Health Benefits of Herbed Salmon and Couscous Packets

  • Rich in Omega-3 fatty acids: The main ingredient in this recipe, salmon, is rich in omega-3 fatty acids. These healthy fats are known for their numerous benefits, including reducing inflammation, improving heart health, and supporting brain function.
  • High protein content: Salmon is an excellent source of high-quality protein and provides all the essential amino acids required for optimal body function. Protein is crucial for building and repairing tissue, supporting muscle health and promoting satiety.
  • Vitamins and minerals: The combination of fresh herbs such as parsley, thyme, tarragon and rosemary give the dish a lot of vitamins and minerals. These herbs are rich in vitamins A, C, K and various essential minerals including iron, calcium and magnesium.
  • Antioxidant protection: Sunscreen or sun-dried tomatoes not only enhance the flavor of the dish, but also provide a good dose of antioxidants. Antioxidants protect the body from oxidative stress and can prevent chronic diseases such as heart disease and certain types of cancer.

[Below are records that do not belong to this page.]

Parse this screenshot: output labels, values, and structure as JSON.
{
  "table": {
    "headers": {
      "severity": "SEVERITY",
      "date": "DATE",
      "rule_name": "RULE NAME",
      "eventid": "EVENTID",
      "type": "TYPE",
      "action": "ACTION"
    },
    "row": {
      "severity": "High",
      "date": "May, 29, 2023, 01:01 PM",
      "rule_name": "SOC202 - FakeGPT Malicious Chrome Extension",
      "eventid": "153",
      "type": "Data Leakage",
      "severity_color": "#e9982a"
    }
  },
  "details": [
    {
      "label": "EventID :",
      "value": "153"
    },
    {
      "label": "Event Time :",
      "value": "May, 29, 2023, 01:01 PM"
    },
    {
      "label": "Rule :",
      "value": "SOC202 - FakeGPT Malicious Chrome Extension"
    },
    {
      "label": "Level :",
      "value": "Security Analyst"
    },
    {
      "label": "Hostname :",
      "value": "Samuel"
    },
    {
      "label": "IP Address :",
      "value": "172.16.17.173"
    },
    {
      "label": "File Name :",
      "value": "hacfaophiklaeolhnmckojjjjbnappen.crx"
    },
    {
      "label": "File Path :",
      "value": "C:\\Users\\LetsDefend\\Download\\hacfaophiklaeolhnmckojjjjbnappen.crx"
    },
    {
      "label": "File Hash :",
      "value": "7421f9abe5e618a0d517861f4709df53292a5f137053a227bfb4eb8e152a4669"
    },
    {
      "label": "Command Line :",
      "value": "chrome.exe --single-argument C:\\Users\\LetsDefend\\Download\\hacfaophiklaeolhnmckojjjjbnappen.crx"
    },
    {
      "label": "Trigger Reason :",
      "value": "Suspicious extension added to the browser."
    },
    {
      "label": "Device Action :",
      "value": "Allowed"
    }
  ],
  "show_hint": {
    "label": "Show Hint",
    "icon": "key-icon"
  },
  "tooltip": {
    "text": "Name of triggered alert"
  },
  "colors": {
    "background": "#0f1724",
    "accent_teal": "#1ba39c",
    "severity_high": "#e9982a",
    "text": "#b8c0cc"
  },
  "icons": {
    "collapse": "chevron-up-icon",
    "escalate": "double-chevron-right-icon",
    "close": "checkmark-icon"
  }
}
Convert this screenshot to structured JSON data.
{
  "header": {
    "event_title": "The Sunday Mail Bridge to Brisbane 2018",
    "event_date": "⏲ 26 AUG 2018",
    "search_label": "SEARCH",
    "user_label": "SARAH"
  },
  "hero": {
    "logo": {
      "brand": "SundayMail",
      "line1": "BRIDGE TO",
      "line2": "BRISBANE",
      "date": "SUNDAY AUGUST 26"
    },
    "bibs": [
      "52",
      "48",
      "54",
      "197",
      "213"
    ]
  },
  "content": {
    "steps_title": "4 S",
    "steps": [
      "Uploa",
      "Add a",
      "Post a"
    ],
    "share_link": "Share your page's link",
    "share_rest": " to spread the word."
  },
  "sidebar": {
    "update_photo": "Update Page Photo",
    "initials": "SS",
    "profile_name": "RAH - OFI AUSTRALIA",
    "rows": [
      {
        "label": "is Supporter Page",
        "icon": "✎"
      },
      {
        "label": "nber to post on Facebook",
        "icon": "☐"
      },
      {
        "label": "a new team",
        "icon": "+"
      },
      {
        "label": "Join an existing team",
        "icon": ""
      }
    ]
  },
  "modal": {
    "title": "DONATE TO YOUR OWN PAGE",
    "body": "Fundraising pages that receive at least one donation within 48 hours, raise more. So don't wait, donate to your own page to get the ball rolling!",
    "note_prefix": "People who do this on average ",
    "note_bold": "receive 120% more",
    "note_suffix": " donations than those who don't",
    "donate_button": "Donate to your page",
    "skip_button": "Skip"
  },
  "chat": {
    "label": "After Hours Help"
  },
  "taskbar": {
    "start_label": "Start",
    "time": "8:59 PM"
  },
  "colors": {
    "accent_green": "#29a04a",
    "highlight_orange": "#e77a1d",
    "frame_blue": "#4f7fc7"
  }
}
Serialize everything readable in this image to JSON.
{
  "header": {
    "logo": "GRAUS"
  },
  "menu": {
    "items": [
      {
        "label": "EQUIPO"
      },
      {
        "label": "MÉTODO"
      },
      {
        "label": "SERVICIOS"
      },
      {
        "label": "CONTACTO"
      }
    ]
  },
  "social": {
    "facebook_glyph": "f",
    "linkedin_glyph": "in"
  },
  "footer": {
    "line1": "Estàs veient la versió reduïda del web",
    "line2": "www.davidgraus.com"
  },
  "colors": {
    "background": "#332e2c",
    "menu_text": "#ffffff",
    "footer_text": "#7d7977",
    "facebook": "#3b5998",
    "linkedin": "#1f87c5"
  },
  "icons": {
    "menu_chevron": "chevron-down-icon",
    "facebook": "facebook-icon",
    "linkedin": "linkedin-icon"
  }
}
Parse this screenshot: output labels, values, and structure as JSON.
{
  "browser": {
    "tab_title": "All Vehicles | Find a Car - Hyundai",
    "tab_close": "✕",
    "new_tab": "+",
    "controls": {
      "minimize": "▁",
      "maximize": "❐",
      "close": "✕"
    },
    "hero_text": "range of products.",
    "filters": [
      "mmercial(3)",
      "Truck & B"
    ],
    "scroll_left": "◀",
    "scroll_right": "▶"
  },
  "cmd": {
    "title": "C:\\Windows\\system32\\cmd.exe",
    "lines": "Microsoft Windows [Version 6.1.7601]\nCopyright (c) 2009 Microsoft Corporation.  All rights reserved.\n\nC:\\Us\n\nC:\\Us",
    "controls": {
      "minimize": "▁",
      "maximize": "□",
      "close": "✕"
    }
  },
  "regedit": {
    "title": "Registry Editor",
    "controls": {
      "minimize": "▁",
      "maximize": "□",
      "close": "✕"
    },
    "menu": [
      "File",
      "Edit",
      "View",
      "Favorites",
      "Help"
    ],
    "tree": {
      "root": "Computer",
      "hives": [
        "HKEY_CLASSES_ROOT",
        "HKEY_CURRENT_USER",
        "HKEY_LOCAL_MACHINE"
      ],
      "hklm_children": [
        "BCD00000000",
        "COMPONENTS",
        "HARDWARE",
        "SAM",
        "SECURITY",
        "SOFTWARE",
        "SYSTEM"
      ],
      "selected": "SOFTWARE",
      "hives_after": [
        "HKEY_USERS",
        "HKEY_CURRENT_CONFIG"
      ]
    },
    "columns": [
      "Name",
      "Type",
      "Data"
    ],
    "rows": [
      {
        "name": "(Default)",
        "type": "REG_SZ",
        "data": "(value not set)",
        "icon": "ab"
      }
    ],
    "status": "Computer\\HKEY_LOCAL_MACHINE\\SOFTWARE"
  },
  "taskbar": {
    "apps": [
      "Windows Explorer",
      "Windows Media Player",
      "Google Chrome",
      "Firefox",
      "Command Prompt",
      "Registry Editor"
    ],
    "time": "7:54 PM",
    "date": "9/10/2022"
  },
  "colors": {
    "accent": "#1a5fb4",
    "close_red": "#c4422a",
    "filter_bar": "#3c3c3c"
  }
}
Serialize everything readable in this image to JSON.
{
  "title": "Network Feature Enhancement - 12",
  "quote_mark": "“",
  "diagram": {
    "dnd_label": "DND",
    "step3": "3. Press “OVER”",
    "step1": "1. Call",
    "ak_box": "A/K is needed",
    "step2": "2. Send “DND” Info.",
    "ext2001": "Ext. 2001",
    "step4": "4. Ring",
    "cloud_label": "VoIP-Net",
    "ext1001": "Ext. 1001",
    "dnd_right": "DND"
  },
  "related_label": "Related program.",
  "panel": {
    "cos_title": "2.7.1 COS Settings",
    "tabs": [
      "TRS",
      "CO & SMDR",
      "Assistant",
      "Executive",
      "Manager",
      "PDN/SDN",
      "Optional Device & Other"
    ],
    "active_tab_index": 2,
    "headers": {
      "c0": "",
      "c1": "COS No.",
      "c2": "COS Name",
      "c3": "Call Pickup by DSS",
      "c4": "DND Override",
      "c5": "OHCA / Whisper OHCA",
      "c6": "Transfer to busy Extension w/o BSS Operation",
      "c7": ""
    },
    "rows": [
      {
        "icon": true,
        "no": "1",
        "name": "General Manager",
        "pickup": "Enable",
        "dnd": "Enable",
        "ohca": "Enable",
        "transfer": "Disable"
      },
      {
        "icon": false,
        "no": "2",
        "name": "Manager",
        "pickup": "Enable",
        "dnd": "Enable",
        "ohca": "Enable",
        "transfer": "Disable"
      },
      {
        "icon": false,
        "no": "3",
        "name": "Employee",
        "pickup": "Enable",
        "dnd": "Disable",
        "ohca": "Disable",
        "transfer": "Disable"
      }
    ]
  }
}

  • Low in calories and rich in nutrients: The lemon garlic couscous used in this recipe is a healthier alternative to heavier carbohydrate sources. Couscous is low in calories and provides important nutrients such as selenium and manganese. It is also a good source of fiber, which aids digestion and promotes satiety.
  • Customizable with chicken: If you prefer chicken to salmon, this recipe offers an alternative. Chicken is a lean source of protein and a good choice for anyone looking to maintain muscle mass and support their weight control goals.